CIDADANIA

Taxa de estupro de vulnerável no RN teve alta de 26% entre 2019 e 2020

Criança I Foto: Freepik @user18526052

O caso da criança de 11 anos que foi estuprada e impedida de realizar um aborto, previsto em lei, por uma magistrada do Tribunal de Justiça de Santa Catarina na última segunda (20), gerou indignação e alguns debates públicos sobre a violação aos direitos da criança, o direito ao aborto e a forma silenciosa com que esse tipo de violência sexual continua a acontecer.

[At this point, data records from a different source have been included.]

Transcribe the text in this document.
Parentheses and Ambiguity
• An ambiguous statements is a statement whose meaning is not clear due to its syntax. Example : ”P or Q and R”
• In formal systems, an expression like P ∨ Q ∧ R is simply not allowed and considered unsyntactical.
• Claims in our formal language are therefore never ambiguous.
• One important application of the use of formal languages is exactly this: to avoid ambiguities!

No Rio Grande do Norte, foram registrados 201 estupros em 2019 e 175 em 2020, o que representa uma queda de 13,6%. Já o número de estupros de vulnerável teve alta de 26,4%, foram 248 notificações em 2019 e 316 em 2020. Ao todo, o estado acumula um total de 491 estupros em 2020, o que representa uma alta de 8,5% dos casos.

O RN aparece como o segundo estado com menor taxa de estupro de vulnerável, com uma média de 15,7 estupros para cada grupo de 100 mil habitantes no país, segundo os dados mais recentes publicados no Anuário Brasileiro da Segurança Pública de 2021, que traz o levantamento de 2020.

O estado com a menor média é a Paraíba (3,5 por 100 mil habitantes) e aquele com a maior taxa é o Mato Grosso do Sul com 68,9 casos para cada 100 mil habitantes no país. Ao todo, foram registrados em 2020 um total de 60.460 estupros no Brasil, sendo 16.047 casos de estupro e 44.879 de estupro de vulnerável, segundo os boletins de ocorrência lavrados pelas Polícias Civis.

A maioria das vítimas (86,9%) é do sexo feminino e 60,6% tinha até 13 anos de idade quando foi violentada. O Anuário também revela que 73,3% das vítimas eram vulneráveis, ou seja, não tinham a capacidade de consentir o sexo. Em 85,2% dos casos, o violador era conhecido da vítima.

Segundo a Lei 12.015/2018, estupro de vulnerável é a violação sexual praticada contra toda pessoa com menos de 14 anos ou que seja incapaz de consentir sobre o ato, seja por conta de sua condição (enfermidade ou deficiência) ou por não possuir discernimento para tal.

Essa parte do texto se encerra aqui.